Sob o silêncio de Dilma, dois ministros de seu governo tratam do mesmo tema sem se comunicarem, gerando desconforto entre educadores
Especialistas em educação e organizações da sociedade civil têm sido procurados nos últimos dias, pela Secretaria de Assuntos Estratégicos da Presidência da República (SAE), para participar de discussões sobre mudanças no currículo nacional. Até aí, nada demais. O problema é que o Ministério da Educação também formulou comissões sobre o tema, e deve divulgar uma proposta para debate ainda este ano. Os dois grupos, no mesmo governo, debatem o mesmo assunto.
Este é mais um capítulo da tensa relação entre os ministros Roberto Mangabeira Unger (SAE) e Renato Janine Ribeiro (MEC), que tem causado desconforto entre educadores desde que Mangabeira divulgou, há 43 dias, em São Paulo, o documento preliminar “Pátria educadora: a qualificação do ensino básico como obra de construção nacional”. O plano foi encomendado pela presidente Dilma Rousseff para Mangabeira. Na posse de Janine, a presidente, inclusive, citou os principais eixos da proposta, mas sem entrar em detalhes.
Duas semanas antes do encontro em São Paulo, Mangabeira já havia antecipado, em entrevista ao GLOBO, boa parte das ideias contidas no texto. Na ocasião, disse que estava em constante diálogo com o ex-ministro Cid Gomes e sua equipe, mas que não havia ainda conversado com Janine sobre a proposta.
Como era de se esperar, a divulgação do documento preliminar gerou debate entre educadores. O incômodo maior, porém, não estava numa ou noutra ideia, mas no fato de não haver sinal algum, por parte de Janine, de que ele estava participando das discussões.

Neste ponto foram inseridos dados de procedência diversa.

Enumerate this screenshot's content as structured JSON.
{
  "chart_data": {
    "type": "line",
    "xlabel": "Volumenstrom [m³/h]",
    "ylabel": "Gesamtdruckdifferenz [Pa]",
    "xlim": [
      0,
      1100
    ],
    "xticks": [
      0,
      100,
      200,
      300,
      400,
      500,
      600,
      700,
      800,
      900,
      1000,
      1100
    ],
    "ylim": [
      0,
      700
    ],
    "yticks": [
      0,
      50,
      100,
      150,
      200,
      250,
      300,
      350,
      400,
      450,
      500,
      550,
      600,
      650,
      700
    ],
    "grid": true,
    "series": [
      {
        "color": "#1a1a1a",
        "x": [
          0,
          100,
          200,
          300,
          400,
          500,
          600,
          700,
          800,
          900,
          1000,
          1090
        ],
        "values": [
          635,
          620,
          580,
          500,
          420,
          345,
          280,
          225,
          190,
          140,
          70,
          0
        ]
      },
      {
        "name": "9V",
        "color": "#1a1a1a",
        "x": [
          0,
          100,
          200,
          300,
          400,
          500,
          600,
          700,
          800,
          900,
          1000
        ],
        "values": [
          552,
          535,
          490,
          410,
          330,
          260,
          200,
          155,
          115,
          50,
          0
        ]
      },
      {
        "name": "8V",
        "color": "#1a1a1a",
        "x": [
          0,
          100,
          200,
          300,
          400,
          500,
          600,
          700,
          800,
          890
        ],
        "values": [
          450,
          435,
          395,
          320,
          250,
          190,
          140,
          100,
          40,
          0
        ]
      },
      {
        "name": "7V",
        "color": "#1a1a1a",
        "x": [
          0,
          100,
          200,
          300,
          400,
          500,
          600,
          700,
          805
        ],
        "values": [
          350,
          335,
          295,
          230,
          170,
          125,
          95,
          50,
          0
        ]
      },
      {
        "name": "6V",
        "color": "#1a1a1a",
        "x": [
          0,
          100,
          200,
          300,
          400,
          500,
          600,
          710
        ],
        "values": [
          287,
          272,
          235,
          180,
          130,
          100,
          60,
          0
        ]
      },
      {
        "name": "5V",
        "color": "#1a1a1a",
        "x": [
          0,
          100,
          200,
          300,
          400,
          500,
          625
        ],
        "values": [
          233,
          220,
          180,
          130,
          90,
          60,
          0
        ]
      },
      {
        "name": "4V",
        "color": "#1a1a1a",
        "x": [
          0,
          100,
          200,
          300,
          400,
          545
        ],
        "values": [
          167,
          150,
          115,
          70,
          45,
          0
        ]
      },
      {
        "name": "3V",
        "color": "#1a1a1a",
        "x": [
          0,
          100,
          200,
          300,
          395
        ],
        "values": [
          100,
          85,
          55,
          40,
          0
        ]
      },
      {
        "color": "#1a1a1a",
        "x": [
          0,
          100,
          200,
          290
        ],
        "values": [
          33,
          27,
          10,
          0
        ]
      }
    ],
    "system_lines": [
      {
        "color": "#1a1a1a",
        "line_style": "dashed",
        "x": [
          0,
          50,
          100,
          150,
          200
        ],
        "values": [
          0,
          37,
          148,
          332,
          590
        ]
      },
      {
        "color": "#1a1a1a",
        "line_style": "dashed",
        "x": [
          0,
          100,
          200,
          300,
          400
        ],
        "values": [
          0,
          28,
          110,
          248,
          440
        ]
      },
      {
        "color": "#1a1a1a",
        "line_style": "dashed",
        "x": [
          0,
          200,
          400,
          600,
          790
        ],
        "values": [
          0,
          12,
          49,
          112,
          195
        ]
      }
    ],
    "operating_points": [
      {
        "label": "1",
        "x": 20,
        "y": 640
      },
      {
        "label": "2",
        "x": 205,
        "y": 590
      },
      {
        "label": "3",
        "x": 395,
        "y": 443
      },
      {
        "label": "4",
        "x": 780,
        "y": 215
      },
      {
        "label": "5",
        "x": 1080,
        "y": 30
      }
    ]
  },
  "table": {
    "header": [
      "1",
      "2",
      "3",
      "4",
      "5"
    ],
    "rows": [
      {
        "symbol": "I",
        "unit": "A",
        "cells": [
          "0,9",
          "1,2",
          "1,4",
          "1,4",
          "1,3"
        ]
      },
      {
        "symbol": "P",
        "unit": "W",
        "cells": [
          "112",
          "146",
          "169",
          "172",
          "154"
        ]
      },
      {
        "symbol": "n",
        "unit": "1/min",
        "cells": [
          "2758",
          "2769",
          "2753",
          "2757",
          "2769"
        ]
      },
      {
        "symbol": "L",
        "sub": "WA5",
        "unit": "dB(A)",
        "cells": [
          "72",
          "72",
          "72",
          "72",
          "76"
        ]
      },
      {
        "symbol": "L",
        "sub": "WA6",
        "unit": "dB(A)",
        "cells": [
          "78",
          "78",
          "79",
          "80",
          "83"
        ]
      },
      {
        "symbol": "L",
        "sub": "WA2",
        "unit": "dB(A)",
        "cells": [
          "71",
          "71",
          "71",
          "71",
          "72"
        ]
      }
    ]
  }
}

O plano de Mangabeira trata exclusivamente de questões relacionadas à pasta de Janine, como organização curricular, formação de professores, financiamento da educação e articulação entre os entes federativos. Por mais que a SAE tenha como missão pensar no longo prazo para construir projetos de Estado, a divulgação de um documento, mesmo que preliminar, sem consulta prévia a Janine, foi muito mal recebida no MEC e entre educadores.
Até sexta-feira passada, quando finalmente falaram por telefone e combinaram de se encontrar amanhã, os dois sequer haviam conversado pessoalmente. Distância certamente não foi o problema. Segundo o Google Maps, apenas 450 metros separam os prédios da SAE e do MEC. Dá cinco minutos a pé.
Enquanto não se falavam, Mangabeira se movimentou e conversou com diversos interlocutores da área. Janine manteve o silêncio. Um secretário de educação resumiu da seguinte maneira a situação: “Quem mais nos procura para falar de educação é o ministro Mangabeira, mas quem tem o dinheiro dos programas do MEC é o ministro Janine”.
Disputas entre ministros por espaço são comuns na política. O que causou espanto neste caso foi o completo silêncio da presidente Dilma e de seu ministro-chefe da Casa Civil, Aloizio Mercadante, sobre a questão. Talvez a omissão representasse na verdade uma estratégia: deixar os ministros duelarem publicamente para ver quem se fortalecia e recebia mais apoio para, só então, tomar partido. Dilma e Mercadante podem também ter considerado que era normal o fato de dois ministros estarem tratando do mesmo tema sem se falarem. Ou então sequer sabiam do problema, pois estavam mais preocupados com assuntos considerados de maior prioridade para o governo do que a educação. Nenhuma das hipóteses é confortante.